A nutritionist has showcased one way of cooking potatoes that can help maximise their potential anti-inflammatory perks. Sandra Moñino Costa, a food specialist from Spain, took to TikTok to share her thoughts – and they may just surprise you.
“Did you know that potato and sweet potato can be pro-inflammatory or anti-inflammatory foods depending on the cooking method?”, she asked her 196,000 followers. “This is the right one.”
Sandra started her video by peeling an ‘ordinary’ large potato and a sweet potato while the oven preheated to 200°C. The root vegetables were then chopped into chip-like chunks and seasoned with turmeric, pepper and ginger.
These spices aren’t just flavoursome but also offer several potential health benefits. A 2020 study lauded curcumin, a primary compound of turmeric, for its anti-cancer, antioxidant, and anti-inflammatory effects, among other benefits.
Meanwhile, other research shows that ginger consumption is linked to reduced muscle pain and even improved conditions among patients with osteoarthritis, a condition triggered by joint inflammation.
Sandra continued: “If you roast them and then eat them the next day, the starch in the potato becomes resistant starch. It ends up being the perfect food for the bacteria we have in the colon.

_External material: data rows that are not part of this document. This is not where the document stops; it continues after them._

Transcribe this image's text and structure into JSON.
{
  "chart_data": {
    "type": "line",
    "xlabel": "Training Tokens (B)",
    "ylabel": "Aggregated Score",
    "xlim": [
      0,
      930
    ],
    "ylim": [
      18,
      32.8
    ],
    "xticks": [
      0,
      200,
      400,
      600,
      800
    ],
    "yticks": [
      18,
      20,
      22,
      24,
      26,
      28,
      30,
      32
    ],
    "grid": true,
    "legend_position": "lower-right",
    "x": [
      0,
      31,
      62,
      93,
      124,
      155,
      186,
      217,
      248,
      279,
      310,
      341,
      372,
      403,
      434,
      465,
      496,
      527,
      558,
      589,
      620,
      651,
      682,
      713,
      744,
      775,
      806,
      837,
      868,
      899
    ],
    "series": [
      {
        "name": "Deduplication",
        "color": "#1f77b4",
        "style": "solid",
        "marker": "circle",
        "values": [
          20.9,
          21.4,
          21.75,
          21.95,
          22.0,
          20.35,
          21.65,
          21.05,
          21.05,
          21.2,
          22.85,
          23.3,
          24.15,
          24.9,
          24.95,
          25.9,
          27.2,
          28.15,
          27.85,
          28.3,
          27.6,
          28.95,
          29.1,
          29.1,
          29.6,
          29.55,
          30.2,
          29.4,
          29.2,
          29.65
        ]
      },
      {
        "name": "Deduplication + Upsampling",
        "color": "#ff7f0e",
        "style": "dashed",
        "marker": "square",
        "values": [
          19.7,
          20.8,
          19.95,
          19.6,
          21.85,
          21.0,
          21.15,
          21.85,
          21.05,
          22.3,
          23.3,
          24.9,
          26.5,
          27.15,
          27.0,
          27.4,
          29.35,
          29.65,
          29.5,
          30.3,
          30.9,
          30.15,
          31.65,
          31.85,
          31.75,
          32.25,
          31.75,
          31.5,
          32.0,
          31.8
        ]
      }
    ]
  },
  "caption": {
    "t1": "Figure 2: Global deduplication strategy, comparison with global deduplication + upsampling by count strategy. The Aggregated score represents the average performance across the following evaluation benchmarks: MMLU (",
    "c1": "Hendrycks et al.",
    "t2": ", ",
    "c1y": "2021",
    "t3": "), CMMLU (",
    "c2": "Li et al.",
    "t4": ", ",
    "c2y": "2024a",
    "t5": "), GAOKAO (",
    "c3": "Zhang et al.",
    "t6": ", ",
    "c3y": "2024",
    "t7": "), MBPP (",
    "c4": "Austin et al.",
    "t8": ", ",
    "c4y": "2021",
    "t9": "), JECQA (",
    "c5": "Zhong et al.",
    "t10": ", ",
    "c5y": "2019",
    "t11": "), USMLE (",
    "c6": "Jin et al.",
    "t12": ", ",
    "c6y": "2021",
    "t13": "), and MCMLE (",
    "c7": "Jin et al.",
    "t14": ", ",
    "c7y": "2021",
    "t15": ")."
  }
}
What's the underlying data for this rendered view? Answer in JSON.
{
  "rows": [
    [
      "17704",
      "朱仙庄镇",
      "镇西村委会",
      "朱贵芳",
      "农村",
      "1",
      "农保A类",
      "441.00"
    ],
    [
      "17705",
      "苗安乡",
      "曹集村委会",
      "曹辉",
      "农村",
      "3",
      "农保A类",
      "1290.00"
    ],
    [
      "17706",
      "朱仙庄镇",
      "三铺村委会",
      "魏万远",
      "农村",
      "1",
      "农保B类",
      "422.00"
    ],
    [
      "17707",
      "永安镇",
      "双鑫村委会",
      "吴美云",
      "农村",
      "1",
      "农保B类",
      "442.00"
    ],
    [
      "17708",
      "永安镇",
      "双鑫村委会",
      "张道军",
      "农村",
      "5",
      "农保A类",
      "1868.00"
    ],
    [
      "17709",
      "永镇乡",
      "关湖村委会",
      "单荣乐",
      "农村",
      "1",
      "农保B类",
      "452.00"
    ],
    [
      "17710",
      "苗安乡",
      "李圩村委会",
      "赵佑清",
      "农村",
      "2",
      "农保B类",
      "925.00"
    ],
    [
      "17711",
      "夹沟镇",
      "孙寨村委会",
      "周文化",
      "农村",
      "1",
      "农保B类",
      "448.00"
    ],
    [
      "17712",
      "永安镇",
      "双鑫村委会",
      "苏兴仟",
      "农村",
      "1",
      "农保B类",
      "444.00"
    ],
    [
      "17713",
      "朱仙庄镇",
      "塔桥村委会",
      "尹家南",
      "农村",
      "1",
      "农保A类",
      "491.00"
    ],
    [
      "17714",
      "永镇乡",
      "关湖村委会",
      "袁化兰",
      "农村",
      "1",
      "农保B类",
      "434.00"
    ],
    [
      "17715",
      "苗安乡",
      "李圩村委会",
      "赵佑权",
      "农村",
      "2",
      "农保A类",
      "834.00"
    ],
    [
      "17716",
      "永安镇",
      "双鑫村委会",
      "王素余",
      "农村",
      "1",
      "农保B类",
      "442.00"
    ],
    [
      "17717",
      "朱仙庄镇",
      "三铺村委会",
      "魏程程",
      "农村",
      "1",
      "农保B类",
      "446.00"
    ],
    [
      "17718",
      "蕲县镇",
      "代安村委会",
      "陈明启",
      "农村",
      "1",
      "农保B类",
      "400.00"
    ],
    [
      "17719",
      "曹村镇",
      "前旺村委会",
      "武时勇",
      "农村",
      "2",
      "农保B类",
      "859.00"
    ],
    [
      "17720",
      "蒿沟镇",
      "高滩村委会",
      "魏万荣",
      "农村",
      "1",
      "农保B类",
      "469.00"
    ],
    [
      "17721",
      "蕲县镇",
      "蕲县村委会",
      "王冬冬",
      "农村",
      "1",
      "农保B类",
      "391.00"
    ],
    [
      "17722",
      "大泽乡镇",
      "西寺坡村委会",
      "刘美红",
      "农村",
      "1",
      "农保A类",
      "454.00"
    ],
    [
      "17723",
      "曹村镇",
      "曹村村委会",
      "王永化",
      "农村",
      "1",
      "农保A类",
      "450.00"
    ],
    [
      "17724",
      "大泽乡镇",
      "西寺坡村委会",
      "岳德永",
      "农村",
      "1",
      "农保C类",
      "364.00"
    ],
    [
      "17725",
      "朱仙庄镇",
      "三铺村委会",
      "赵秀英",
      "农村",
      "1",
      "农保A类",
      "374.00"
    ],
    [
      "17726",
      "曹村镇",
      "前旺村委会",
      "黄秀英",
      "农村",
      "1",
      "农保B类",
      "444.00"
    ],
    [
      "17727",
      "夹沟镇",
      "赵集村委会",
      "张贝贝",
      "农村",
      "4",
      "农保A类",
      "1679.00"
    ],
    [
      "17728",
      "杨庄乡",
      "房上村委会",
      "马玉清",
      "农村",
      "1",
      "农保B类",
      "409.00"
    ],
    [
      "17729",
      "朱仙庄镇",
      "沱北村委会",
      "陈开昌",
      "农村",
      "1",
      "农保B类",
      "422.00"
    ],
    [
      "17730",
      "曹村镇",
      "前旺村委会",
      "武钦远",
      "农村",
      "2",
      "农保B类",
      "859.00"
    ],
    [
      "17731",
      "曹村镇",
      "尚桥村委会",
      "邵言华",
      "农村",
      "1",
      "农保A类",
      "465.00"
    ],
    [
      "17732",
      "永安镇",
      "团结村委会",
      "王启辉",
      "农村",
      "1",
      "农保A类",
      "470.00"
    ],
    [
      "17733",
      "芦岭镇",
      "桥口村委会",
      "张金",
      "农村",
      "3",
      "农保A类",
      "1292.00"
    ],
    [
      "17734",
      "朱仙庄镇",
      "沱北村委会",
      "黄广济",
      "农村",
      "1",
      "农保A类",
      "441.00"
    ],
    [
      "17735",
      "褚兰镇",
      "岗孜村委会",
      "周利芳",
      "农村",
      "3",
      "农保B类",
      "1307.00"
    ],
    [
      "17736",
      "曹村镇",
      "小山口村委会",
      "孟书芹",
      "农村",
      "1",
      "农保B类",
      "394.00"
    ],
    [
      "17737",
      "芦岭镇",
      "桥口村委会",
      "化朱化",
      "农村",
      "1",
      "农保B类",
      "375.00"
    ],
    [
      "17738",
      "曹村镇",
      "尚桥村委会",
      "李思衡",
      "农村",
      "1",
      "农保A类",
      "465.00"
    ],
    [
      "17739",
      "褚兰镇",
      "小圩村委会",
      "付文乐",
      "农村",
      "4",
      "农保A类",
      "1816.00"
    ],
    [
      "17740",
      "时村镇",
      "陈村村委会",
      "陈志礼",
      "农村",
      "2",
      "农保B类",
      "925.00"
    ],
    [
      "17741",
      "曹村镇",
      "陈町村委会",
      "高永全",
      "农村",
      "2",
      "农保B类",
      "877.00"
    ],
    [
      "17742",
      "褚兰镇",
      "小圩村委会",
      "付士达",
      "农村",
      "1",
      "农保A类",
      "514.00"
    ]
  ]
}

“These bacteria produce butyric acid, which is a natural anti-inflammatory. And to think that many times potato has been taken away from us when we were on a diet.
“…You already know that the combination of some spices can bring you anti-inflammatory power, as in the case of turmeric, pepper and ginger.” Ramping up the oven temperature to 230°C, Sandra drizzled her potatoes with olive oil and left them to cook for 15 minutes.
Showcasing the end result, she said: “And look at these delicious potatoes right here.” Chronic inflammation refers to a long-term health condition in which the body’s normal responses do not work as they should.
While various issues can trigger it, common symptoms include body pain, persistent fatigue, digestive issues, diarrhoea, weight gain and frequent infections.
Besides roasting, John Hopkins Medicine suggests that baking, steaming and stir-frying are among other healthy ways to cook food with anti-inflammation in mind.
Its advice reads: “And don’t feel bad about resorting to the microwave when you’re short on time. Microwaving cooks and heats by activating water molecules, and it is actually healthier than frying or grilling at high heat.
“Also, bear in mind that the benefit of healthy items like fish and vegetables can be reversed if you are not careful with sauces and dressings. Many of these condiments and extras are high in inflammatory ingredients such as sugar and trans fat as well as sodium.”